Yes, it’s inexpensive, but the ThermoWorks Thermopop offers much less than the Thermapen One. The Thermopop took five seconds to produce an accurate reading of 212°F in the water boiling; if you are looking for a budget thermometer, the Kizen offers much more for less money.
This thermometer has the capability of reading surface temperature using an infrared thermometer, but, even after reading the instructions, we found it confusing to use.

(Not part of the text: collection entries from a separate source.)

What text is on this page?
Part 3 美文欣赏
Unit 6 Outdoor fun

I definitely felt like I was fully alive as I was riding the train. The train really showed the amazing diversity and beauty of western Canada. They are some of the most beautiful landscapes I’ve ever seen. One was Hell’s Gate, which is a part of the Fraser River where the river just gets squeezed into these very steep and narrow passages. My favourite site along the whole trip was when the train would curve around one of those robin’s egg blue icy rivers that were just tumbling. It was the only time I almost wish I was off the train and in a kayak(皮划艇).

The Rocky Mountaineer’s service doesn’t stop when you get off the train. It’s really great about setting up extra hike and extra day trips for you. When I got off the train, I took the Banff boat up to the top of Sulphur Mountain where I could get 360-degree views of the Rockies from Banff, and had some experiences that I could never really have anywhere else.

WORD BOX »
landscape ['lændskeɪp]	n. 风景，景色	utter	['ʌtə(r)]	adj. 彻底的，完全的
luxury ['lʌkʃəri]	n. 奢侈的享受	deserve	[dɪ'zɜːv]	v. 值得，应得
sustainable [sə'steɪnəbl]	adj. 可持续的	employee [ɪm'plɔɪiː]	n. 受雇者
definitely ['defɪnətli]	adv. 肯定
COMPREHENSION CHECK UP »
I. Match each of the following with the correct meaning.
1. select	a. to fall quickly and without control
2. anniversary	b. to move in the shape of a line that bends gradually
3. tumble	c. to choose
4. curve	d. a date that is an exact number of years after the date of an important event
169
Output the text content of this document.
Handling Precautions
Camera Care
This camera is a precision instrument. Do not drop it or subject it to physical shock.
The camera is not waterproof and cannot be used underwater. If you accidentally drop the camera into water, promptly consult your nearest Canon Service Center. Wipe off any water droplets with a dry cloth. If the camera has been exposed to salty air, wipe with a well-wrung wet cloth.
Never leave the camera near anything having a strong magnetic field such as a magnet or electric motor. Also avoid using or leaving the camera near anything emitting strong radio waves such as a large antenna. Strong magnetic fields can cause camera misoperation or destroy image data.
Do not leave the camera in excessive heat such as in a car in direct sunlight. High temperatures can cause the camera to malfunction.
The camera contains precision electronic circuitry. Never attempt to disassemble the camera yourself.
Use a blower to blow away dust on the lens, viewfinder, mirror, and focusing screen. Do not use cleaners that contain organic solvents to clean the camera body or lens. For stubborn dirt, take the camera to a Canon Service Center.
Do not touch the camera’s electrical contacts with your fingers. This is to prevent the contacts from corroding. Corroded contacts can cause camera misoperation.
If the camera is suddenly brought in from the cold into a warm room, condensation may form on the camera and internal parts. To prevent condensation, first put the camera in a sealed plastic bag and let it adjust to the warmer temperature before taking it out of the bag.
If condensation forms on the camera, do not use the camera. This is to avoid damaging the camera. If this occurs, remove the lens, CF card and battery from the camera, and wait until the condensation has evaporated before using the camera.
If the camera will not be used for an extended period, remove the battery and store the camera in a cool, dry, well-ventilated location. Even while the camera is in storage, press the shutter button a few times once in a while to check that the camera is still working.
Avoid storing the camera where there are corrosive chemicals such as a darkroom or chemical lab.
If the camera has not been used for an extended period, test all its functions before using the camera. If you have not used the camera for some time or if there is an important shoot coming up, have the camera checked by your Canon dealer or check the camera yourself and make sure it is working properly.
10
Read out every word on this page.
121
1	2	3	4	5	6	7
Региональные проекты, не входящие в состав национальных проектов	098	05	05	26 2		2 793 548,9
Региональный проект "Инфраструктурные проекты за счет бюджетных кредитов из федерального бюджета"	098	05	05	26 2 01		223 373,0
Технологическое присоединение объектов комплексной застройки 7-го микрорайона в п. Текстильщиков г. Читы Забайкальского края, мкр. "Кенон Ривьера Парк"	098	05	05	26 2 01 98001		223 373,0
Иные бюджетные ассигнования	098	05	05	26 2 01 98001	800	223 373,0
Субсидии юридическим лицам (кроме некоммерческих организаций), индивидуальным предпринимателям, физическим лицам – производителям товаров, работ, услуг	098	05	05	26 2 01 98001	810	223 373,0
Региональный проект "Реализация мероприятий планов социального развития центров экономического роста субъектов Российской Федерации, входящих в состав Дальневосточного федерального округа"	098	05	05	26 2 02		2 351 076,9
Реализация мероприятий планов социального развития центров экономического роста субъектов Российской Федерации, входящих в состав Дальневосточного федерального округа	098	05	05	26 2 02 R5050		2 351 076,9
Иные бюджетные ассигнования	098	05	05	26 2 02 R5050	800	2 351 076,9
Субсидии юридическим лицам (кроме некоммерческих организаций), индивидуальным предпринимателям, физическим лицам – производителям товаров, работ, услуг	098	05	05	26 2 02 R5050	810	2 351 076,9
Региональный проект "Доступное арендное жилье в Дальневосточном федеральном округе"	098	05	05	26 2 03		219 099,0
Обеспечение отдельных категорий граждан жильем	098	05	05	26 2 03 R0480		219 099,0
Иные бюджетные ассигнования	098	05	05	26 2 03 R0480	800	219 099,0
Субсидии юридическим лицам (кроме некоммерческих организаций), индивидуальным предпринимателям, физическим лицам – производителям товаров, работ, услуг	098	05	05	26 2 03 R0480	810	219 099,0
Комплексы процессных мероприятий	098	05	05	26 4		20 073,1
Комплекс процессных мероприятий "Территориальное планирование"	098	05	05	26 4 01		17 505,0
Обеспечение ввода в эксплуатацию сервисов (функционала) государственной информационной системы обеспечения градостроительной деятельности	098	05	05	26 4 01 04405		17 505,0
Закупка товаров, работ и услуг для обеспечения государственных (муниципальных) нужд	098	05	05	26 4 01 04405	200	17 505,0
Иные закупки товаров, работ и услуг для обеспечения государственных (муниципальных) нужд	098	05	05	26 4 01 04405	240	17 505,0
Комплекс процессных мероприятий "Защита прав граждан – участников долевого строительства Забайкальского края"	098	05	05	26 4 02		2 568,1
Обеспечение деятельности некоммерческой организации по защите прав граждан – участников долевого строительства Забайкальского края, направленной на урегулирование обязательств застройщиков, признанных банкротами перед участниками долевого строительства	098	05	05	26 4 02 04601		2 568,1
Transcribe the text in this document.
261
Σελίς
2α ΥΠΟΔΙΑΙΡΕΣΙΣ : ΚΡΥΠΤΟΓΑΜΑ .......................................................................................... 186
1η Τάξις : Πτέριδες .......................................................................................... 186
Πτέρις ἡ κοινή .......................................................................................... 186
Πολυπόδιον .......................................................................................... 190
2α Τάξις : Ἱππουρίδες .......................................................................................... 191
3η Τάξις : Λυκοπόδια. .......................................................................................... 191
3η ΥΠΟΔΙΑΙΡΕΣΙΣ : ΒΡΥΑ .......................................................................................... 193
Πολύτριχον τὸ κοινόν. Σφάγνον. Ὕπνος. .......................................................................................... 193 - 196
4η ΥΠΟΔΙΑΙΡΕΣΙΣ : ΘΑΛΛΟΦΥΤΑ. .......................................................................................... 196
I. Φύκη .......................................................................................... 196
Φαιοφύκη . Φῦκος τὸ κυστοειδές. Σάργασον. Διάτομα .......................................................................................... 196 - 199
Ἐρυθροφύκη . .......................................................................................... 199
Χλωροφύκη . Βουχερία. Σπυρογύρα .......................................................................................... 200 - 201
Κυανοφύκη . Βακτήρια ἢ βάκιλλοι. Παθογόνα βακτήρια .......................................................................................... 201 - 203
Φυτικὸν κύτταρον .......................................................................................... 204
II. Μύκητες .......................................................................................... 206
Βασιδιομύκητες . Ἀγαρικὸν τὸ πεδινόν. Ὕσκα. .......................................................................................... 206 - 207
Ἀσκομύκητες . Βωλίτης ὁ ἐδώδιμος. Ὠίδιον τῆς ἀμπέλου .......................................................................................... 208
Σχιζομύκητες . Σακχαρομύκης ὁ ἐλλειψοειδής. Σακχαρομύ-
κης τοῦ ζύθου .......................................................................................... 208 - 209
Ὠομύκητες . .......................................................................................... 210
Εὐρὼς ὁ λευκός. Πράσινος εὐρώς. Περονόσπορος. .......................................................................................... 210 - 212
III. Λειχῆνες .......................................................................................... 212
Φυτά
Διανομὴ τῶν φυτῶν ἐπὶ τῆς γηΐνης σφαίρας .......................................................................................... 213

They say you get what you pay for, and this under-$10 thermometer is a good example of that. It feels light and plasticky, and the probe wiggles around when open. Speaking of, opening the thermometer requires pushing a button that springs the probe which then…does not turn on the thermometer; that’s a separate button. Closing it requires figuring out this weird slide/pivot system to click it back into place which then…does not turn off the thermometer. On top of all that, it was also slow, taking multiple seconds to settle on a final temperature in the boiling water and ice water tests. This will work in a pinch, but otherwise it almost feels disposable.